Consider two simple classes
public class Parent
{
public void ShowData()
{
}
}
public class Child : Parent
{
public void GetData()
{
}
}
// Upcasting -- NO ERROR
Parent objParent = new Child();
// Downcasting -- ERROR
Child objChild = new Parent();
// Downcasting -- NO ERROR
Child objNewChild = (Child)new Parent();
UpCasting
does not require explicit casting
?DownCasting
requires explicit casting
?
Why UpCasting does not require explicit casting ?
Because it's always safe. It's never going to throw an exception.
Why DownCasting requires explicit casting ?
Because it's not safe. It can throw an exception, or lose information (e.g. casting from long
to int
in an unchecked context).
The compiler's happy to let you do safe things implicitly, but if you're going to do something "dangerous", you need to effectively tick the box saying "I know what I'm doing here."

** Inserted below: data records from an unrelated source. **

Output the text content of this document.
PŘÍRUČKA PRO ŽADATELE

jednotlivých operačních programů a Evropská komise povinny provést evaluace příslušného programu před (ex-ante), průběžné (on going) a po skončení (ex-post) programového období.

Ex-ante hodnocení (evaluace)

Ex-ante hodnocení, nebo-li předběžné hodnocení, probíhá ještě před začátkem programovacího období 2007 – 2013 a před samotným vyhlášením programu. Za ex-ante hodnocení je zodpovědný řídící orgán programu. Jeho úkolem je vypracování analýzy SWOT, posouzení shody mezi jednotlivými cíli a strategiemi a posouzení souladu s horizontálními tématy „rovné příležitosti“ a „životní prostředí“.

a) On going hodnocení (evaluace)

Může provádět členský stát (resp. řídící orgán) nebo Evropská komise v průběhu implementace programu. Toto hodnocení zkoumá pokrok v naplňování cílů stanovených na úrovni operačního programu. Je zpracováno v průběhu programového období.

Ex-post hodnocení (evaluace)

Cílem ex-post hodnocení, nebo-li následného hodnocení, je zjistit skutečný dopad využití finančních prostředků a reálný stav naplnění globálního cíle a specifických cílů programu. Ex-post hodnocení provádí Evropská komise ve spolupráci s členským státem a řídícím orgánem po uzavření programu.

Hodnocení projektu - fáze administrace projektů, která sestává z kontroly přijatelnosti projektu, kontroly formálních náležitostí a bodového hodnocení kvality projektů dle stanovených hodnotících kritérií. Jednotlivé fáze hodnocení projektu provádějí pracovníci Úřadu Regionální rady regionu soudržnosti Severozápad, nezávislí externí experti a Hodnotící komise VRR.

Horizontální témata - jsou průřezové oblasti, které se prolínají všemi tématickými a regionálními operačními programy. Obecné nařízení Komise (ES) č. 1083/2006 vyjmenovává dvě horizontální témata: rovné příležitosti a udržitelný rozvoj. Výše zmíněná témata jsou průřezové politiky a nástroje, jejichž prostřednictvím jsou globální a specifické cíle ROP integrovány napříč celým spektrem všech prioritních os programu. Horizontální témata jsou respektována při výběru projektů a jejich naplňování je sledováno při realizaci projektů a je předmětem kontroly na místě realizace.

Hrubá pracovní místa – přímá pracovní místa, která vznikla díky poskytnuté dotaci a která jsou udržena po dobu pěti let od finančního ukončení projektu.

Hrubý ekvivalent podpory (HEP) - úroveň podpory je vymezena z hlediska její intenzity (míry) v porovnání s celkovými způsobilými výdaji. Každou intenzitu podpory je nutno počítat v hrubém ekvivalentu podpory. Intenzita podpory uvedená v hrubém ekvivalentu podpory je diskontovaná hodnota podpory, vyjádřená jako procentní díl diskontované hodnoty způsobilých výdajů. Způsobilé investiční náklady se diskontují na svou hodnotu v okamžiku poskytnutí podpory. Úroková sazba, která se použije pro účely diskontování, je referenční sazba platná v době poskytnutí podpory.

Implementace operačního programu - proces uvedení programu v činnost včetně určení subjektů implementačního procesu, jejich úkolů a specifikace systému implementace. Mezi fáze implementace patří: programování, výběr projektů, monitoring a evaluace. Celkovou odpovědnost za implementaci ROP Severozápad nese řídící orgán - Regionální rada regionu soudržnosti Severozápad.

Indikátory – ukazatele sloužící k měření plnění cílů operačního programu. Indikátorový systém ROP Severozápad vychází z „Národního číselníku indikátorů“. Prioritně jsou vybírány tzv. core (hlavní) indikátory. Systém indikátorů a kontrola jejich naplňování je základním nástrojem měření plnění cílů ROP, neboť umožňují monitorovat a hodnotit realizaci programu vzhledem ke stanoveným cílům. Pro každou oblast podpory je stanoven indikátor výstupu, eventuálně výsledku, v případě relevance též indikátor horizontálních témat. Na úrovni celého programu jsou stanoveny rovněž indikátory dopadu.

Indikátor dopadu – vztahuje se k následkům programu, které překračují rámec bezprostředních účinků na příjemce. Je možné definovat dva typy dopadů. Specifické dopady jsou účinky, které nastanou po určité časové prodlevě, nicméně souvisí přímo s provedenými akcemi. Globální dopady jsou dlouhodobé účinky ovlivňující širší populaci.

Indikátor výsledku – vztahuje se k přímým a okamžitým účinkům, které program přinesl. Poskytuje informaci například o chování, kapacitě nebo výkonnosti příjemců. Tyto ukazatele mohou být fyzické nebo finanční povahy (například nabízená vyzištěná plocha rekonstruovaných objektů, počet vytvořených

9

From the C# spec, section 6.1:
The predefined implicit conversions always succeed and never cause exceptions to be thrown. Properly designed user-defined implicit conversions should exhibit these characteristics as well.
And section 6.2:
The explicit conversions that are not implicit conversions1 are conversions that cannot be proven to always succeed, conversions that are known to possibly lose information, and conversions across domains of types sufficiently different to merit explicit notation.
1 All implicit conversions are also explicit conversions. That's just a technical point to make bits of the spec simpler.